Impeachment newsletter new offering from parody tweeter
One Friday morning last September, as the Democrats prepared to launch an impeachment inquiry into President Donald Trump, Dan Sinker had a thought.
As he rode the train to see a friend — “in that interstitial train time when you’re not doing anything,” as he puts it — he got to wondering: Why hadn’t the Democrats set up a website to explain what was going on? Something that consolidated the news, the reasoning, the next steps?
Sinker’s thoughts often travel quickly from his brain to Twitter, and so he tweeted what he now calls his “offhanded comment.”
Enthusiastic replies rolled in so fast that by the end of the train ride he had another thought. He tweeted that too:
“I’m just gonna have to do this aren’t I.”
And that’s how Sinker’s popular newsletter, impeachment.fyi, was born, despite the facts that A) he didn’t know how to do an online newsletter and B) when he polled his Twitter followers on that same September day, 57% of respondents said, “no not another newsletter.”
Sinker is an independent journalist and writer who may be best known as the author behind @MayorEmanuel, the parody Twitter account that The Atlantic magazine called “the best fake Twitter account ever, deftly satirizing Rahm Emanuel, and elevating the tweet and the F-word to the level of literature.”
What he’s aiming for with the newsletter, however, isn’t satire. His opinion is generally clear — he calls himself a progressive — but he keeps the snark and commentary in check.
“Part of the problem we have right now,” he said Friday, “is outrage cycles burn everyone out. Clickbait opinion pieces burn everybody out. I don’t want to contribute to that. This isn’t about making people outraged. This isn’t about girding people for a fight. This is a utility: Here’s what happened.”

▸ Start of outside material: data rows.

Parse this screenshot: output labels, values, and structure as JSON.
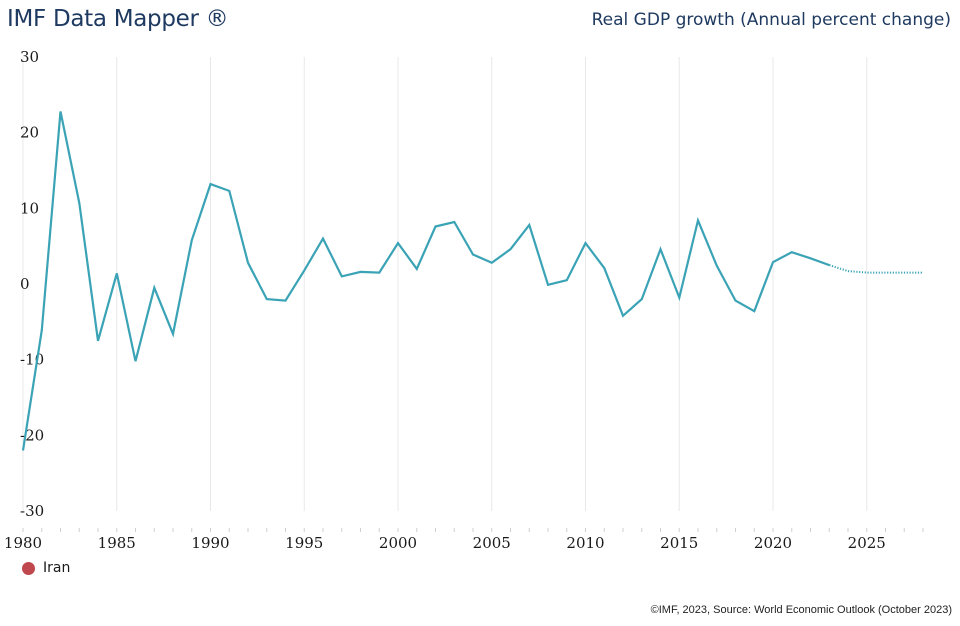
{
  "header": {
    "brand": "IMF Data Mapper ®",
    "indicator_title": "Real GDP growth (Annual percent change)"
  },
  "legend": {
    "items": [
      {
        "label": "Iran",
        "color": "#c0474d"
      }
    ]
  },
  "footer": {
    "source": "©IMF, 2023, Source: World Economic Outlook (October 2023)"
  },
  "colors": {
    "series_line": "#3aa3b5",
    "gridline": "#e8e8ea",
    "text_dark": "#1f3a60"
  },
  "chart_data": {
    "type": "line",
    "title": "Real GDP growth (Annual percent change)",
    "xlabel": "",
    "ylabel": "",
    "ylim": [
      -30,
      30
    ],
    "xlim": [
      1980,
      2028
    ],
    "yticks": [
      30,
      20,
      10,
      0,
      -10,
      -20,
      -30
    ],
    "xticks": [
      1980,
      1985,
      1990,
      1995,
      2000,
      2005,
      2010,
      2015,
      2020,
      2025
    ],
    "grid": "vertical",
    "legend_position": "bottom-left",
    "projection_start": 2023,
    "series": [
      {
        "name": "Iran",
        "x": [
          1980,
          1981,
          1982,
          1983,
          1984,
          1985,
          1986,
          1987,
          1988,
          1989,
          1990,
          1991,
          1992,
          1993,
          1994,
          1995,
          1996,
          1997,
          1998,
          1999,
          2000,
          2001,
          2002,
          2003,
          2004,
          2005,
          2006,
          2007,
          2008,
          2009,
          2010,
          2011,
          2012,
          2013,
          2014,
          2015,
          2016,
          2017,
          2018,
          2019,
          2020,
          2021,
          2022,
          2023,
          2024,
          2025,
          2026,
          2027,
          2028
        ],
        "values": [
          -22.0,
          -6.1,
          22.8,
          10.7,
          -7.5,
          1.4,
          -10.2,
          -0.5,
          -6.6,
          5.8,
          13.2,
          12.3,
          2.8,
          -2.0,
          -2.2,
          1.8,
          6.0,
          1.0,
          1.6,
          1.5,
          5.4,
          2.0,
          7.6,
          8.2,
          3.9,
          2.8,
          4.6,
          7.8,
          -0.1,
          0.5,
          5.4,
          2.1,
          -4.2,
          -2.0,
          4.6,
          -1.8,
          8.4,
          2.4,
          -2.2,
          -3.6,
          2.9,
          4.2,
          3.4,
          2.5,
          1.7,
          1.5,
          1.5,
          1.5,
          1.5
        ]
      }
    ]
  }
}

Down in the basement of the Evanston home where he lives with his wife and two kids, Sinker, who’s 45, quickly figured out newsletter technology. In the relatively calmer days of late 2019, he spent a couple of hours most afternoons sifting through news he collected during the day — from newspapers, TV, Twitter — then reducing it to a list of bullet-point items he could mail out by 6 p.m.
It was a novel notion at the start. But as impeachment heated up, mainstream news organizations started their own newsletters, podcasts and blogs aimed at shrinking the onslaught into something more userfriendly.
Fine by him.
“It would be very, very silly for me,” he said, “a person who is writing a newsletter that is hooked into everyone else’s reporting, to say, ‘Hey, I’m doing this and you can’t.’”
Despite the competition, Sinker’s newsletter has attracted 12,000 subscribers, by his count. No one has to pay, but many leave an online tip. He’s been making enough money to make it worth the work.
Sinker’s followers seem to like his newsletter precisely because he’s not part of an institution, though he’s always careful to link to the institutions that provide his information. In that way, the story of his newsletter is as much about news dissemination as it is about the news itself.
“Reading his newsletter feels like a very well-informed and sincere friend is trying to help regular people make sense of an exceedingly complex and consequential event,” says Jennifer Brandel, who founded WBEZ’s popular “Curious City” radio show and now runs her own company, Hearken. She calls his newsletter “empowering.”
Farran Nehme, a film writer, subscribed after hearing about it on Twitter.
“The newsletter consolidates the insanity and also makes it concise,” she says. “I still read in-depth reports and investigations, but I can’t do it every day … and frankly it wouldn’t be good for my mental health. I don’t know Dan and I often hope he’s holding up OK himself.”
He is. But in the past week, as the trial days have gone deep into the night, it gets harder.
“This is my first-ever foray into daily news,” he said. “Turns out daily news is hard. And it means I’m not around for dinner because I’m in the basement writing. That sucks because I like my family, and it sucks because I’m the one who usually cooks dinner.”
But he enjoys the challenge of boiling hours of testimony down into the most relevant points, and he feels obligated to get the newsletter out as quickly as possible when the day’s events are over.
At 9:39 p.m. Thursday, he tweeted: “OK, the trial is over for the night and tonight’s http://impeachment.fyi update should be up and with subscribers in about 20-30 minutes, hopefully.”
At 10:38, he wrote: “hahaha clearly it’s taking longer than that, as I’ve rewritten one bullet point like four times. Soon though!”
At 11:19: “OK, phew, tonight’s http://impeachment.fyi update is *finally* done and is reaching subscribers now. Sorry for the delay my brain just like seriously noped out there for a bit.”
The impeachment news has left a lot of us feeling seriously noped out on occasion, which is why Sinker’s experiment appeals to so many. We’re all living through this great moment that will soon be called history trying to understand without feeling overwhelmed.
“There’s a utility to news which is about saving people from news, right?” he said.
So he intends to keep going.
“At this point,” he said, “this whole story is ride or die till it’s done.”